Rhodes had to admit that Seepy was relentlessly cheerful, and while Rhodes had nothing against cheerfulness, it could sometimes be a little wearing on him when it was a permanent condition in others.

“A few years ago,” Seepy continued, “before I moved here, I was invited to a peyote ceremony that was being held on land sanctioned by the State of Texas for Native American Church ceremonies. I didn't take part because what I experience normally is what most other people experience on peyote. That's what happens to your brain when you live a creative life.”

“I'm not a bit surprised,” Rhodes said. He'd known for a long time that Seepy's brain didn't work like a normal person's. “But if you're naturally high, why are you so interested in drugs?”

“I'm not interested in drugs for mind-altering purposes,” Seepy said. “I'm interested specifically in marijuana because of its medical properties. Here's an old saying that I just made up: ‘The weed of crime bears medicinal fruit.'”

“I suppose the Shadow knows,” Rhodes said.

“You can count on it, and he'd probably agree with me that every state should legalize marijuana for medical use, or the federal government should. We advocates prefer to call it cannabis, by the way, not marijuana, which has bad connotations.”

“If you're waiting for Texas to legalize marijuana, you might have a long wait.”

“Cannabis. And maybe the wait won't be as long as you think. The legislature passed a very narrow bill that allows for the use of small doses of a marijuana-derived product with most of the THC removed. The problem is that it can be prescribed only for epilepsy, and a regular doctor can't prescribe it. Only a neurologist or epileptologist can. That's a start, but that's all it is. There's a lot of evidence that cannabis can cure or help with a lot of diseases including several kinds of cancer, but if you're suffering from those things in Texas, you can't get it to help your condition. I just don't think that's right.”
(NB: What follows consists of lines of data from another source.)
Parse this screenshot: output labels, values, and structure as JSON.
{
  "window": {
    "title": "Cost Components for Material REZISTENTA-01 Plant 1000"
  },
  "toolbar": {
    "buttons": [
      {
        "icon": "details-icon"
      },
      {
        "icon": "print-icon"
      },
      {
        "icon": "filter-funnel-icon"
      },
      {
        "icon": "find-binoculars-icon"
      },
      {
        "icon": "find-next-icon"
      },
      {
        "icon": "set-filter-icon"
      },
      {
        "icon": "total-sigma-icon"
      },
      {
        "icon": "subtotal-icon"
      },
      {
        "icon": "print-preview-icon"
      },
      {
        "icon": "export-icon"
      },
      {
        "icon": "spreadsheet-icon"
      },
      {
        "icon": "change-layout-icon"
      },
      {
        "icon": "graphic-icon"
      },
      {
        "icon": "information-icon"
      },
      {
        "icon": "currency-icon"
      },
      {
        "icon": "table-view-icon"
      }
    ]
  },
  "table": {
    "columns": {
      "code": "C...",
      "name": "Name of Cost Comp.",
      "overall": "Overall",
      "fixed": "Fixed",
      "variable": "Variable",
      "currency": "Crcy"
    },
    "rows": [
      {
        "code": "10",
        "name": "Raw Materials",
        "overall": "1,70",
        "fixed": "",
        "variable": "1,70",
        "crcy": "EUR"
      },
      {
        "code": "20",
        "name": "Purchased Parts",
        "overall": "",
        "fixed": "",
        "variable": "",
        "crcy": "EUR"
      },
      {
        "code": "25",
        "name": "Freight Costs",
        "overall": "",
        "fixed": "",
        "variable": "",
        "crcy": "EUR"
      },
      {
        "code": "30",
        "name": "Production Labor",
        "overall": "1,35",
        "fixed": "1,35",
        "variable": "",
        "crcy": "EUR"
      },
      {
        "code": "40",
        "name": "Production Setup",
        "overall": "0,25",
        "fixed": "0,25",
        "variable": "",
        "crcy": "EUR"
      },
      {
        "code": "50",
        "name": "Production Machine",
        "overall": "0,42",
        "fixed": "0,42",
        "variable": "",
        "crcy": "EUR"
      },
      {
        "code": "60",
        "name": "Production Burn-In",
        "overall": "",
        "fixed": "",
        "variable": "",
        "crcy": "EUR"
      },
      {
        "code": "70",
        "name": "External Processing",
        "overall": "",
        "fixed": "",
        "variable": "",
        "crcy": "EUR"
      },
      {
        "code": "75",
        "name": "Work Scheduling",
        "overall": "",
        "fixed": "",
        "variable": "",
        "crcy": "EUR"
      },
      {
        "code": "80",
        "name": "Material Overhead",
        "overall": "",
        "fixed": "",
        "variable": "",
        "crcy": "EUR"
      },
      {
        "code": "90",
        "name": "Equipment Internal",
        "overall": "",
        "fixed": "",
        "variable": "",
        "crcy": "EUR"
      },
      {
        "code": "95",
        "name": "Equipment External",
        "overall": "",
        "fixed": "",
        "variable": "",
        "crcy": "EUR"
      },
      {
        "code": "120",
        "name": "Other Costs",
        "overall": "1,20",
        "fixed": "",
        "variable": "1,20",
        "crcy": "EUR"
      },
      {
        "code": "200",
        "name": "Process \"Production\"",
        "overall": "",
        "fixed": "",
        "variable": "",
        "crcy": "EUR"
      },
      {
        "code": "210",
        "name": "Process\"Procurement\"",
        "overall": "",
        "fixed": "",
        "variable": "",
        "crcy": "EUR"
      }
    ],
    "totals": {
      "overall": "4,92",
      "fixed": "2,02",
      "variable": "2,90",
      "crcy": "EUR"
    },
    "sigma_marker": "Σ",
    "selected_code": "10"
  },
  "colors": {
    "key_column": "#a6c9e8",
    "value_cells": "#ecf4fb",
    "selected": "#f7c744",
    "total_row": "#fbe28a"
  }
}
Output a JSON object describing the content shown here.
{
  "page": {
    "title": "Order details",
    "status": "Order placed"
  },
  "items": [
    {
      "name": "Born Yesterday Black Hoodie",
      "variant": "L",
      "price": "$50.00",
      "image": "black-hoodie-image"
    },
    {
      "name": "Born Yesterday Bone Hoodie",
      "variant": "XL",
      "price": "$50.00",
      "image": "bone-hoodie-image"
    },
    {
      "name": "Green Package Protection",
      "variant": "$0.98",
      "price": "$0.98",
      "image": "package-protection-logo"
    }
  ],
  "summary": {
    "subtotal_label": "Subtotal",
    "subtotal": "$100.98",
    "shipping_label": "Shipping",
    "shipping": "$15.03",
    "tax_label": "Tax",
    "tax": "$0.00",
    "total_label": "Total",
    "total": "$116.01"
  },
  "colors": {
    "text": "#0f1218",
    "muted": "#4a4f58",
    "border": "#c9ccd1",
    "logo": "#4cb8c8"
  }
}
“You've done some research,” Rhodes said. “It's almost like you're on a crusade.”

“I am on a crusade,” Seepy said. “My bucket list includes getting cannabis made legal in every state. You want to know why?”

Rhodes didn't think he had a choice. Seepy's eyes were lighting up as if there were a lantern in his head. It wasn't the light of fanaticism, or Rhodes hoped it wasn't, but there was a zeal there that was impossible to miss.

“You're not going to sing that medical marijuana song you wrote, are you?” Rhodes asked.

“I'm glad you remembered it,” Seepy said. “It's on my YouTube channel. I've written a new one, too. You can watch it anytime you want to.”